Blast furnaces, used in the upstream of the steelmaking process, use coke, made by heating coal in the absence of air, to eliminate the oxygen contained in iron ore. Carbon dioxide is discharged in the chemical reaction. But by substituting hydrogen for a part of the role played by coke, water is created instead of carbon dioxide. This technology, called hydrogen reduction, is regarded as a promising weapon for combating global warming. At this point, hydrogen used in the project is a byproduct generated in the process of manufacturing coke. That means the test achieves recycling of resources within a steelworks. In the past, hydrogen from a coke oven at Nippon Steel’s Nagoya Works was supplied to fuel some of the buses going between venues of the World Exposition in Aichi Prefecture in 2005.

More than 10-year endeavor

Efforts to develop a steelmaking process using hydrogen, which has a low environmental load, are also underway elsewhere in the world, including efforts by Europe’s ArcelorMittal SA. Having worked on the project over the last 10 years, however, the Japanese group is ahead of rivals.

“The phenomenon itself has been known for a long time. People in different countries are competing against each other on how to take advantage of it in practical applications as the next-generation iron-making process,” Hideki Murakami, a fellow at Nippon Steel, said. As he implied, it is not easy to find ways to use it in actual operation according to principles of reduction mechanisms and reaction controls that have already been confirmed, while at the same time improving precision.

Seiji Nomura, another Nippon Steel fellow who serves as the Course 50 project leader, said: “At the test blast furnace, we gradually raised precision through the combination of experiments and simulation models, adjusting how much — and from where — hydrogen-based gas is injected into the blast furnace and exploring ways to control reduction reaction, which changes over time. After much trial and error, we successfully reduced carbon dioxide by 10%. A major issue was that the temperature inside the blast furnace dropped as hydrogen reduction reaction progressed.”

Nippon Steel fellow Hideki Murakami says, “Integrated steelworks that use blast furnaces have pursued optimization of energy use in their facilities, but in the future, they need to cooperate with factories in other industries.”
Nippon Steel fellow Hideki Murakami says, “Integrated steelworks that use blast furnaces have pursued optimization of energy use in their facilities, but in the future, they need to cooperate with factories in other industries.”

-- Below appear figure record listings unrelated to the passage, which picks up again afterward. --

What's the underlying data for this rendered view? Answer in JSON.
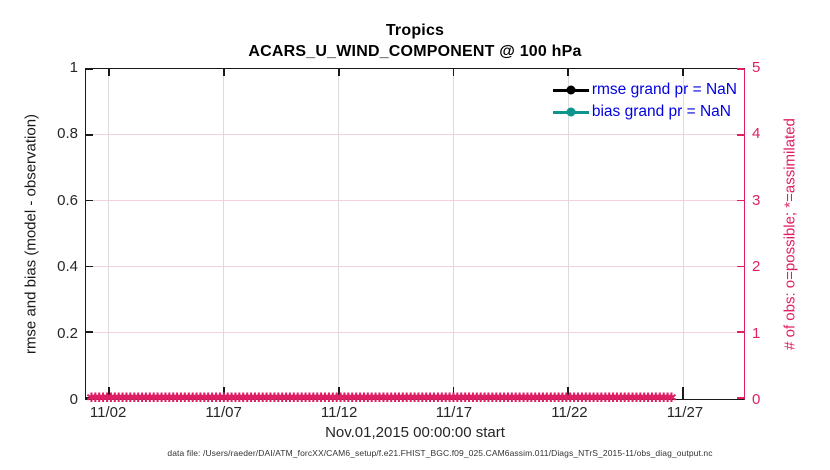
{
  "title": {
    "line1": "Tropics",
    "line2": "ACARS_U_WIND_COMPONENT @ 100 hPa"
  },
  "x_axis": {
    "label": "Nov.01,2015 00:00:00 start",
    "tick_labels": [
      "11/02",
      "11/07",
      "11/12",
      "11/17",
      "11/22",
      "11/27"
    ],
    "tick_pos_pct": [
      3.5,
      21.0,
      38.5,
      55.9,
      73.4,
      90.9
    ]
  },
  "left_y_axis": {
    "label": "rmse and bias (model - observation)",
    "tick_labels": [
      "0",
      "0.2",
      "0.4",
      "0.6",
      "0.8",
      "1"
    ],
    "range": [
      0,
      1
    ],
    "color": "#262626"
  },
  "right_y_axis": {
    "label": "# of obs: o=possible; *=assimilated",
    "tick_labels": [
      "0",
      "1",
      "2",
      "3",
      "4",
      "5"
    ],
    "range": [
      0,
      5
    ],
    "color": "#de1f64"
  },
  "legend": {
    "text_color": "#0000e0",
    "items": [
      {
        "label": "rmse grand pr = NaN",
        "color": "#000000",
        "marker": "filled-circle"
      },
      {
        "label": "bias grand pr = NaN",
        "color": "#0d948c",
        "marker": "filled-circle"
      }
    ]
  },
  "obs_band": {
    "char": "✱",
    "repeat": 150,
    "color": "#de1f64",
    "meaning": "assimilated-obs count = 0 at every time bin, drawn as dense asterisk band along y = 0"
  },
  "caption": "data file: /Users/raeder/DAI/ATM_forcXX/CAM6_setup/f.e21.FHIST_BGC.f09_025.CAM6assim.011/Diags_NTrS_2015-11/obs_diag_output.nc",
  "colors": {
    "axis_dark": "#1a1a1a",
    "crimson": "#de1f64",
    "teal": "#0d948c",
    "legend_blue": "#0000e0",
    "vgrid": "#dcdcdc",
    "hgrid": "#f5d0de"
  },
  "chart_data": {
    "type": "line",
    "title": "Tropics",
    "subtitle": "ACARS_U_WIND_COMPONENT @ 100 hPa",
    "xlabel": "Nov.01,2015 00:00:00 start",
    "x_tick_labels": [
      "11/02",
      "11/07",
      "11/12",
      "11/17",
      "11/22",
      "11/27"
    ],
    "left_ylabel": "rmse and bias (model - observation)",
    "left_ylim": [
      0,
      1
    ],
    "left_yticks": [
      0,
      0.2,
      0.4,
      0.6,
      0.8,
      1
    ],
    "right_ylabel": "# of obs: o=possible; *=assimilated",
    "right_ylim": [
      0,
      5
    ],
    "right_yticks": [
      0,
      1,
      2,
      3,
      4,
      5
    ],
    "grid": true,
    "legend_position": "top-right-inside",
    "series": [
      {
        "name": "rmse grand pr = NaN",
        "axis": "left",
        "color": "#000000",
        "marker": "filled-circle",
        "values": "all NaN — no curve plotted"
      },
      {
        "name": "bias grand pr = NaN",
        "axis": "left",
        "color": "#0d948c",
        "marker": "filled-circle",
        "values": "all NaN — no curve plotted"
      },
      {
        "name": "# of obs possible (o)",
        "axis": "right",
        "color": "#de1f64",
        "marker": "o",
        "values": "0 at every time bin Nov 01–Nov 30, 2015"
      },
      {
        "name": "# of obs assimilated (*)",
        "axis": "right",
        "color": "#de1f64",
        "marker": "*",
        "values": "0 at every time bin Nov 01–Nov 30, 2015 (dense band along y=0)"
      }
    ]
  }
}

The test blast furnace is one of the largest of its kind in the world. “Our tests are going into unknown territory,” Nomura said. The project aims to complete the first commercial unit by around 2030, assuming, by then, the infrastructure for storing carbon dioxide will be ready and it makes economic sense to use it. It further aims to make sure the technology will be in wide use by around 2050, assuming it will replace existing pieces of equipment as they reach the end of their useful life.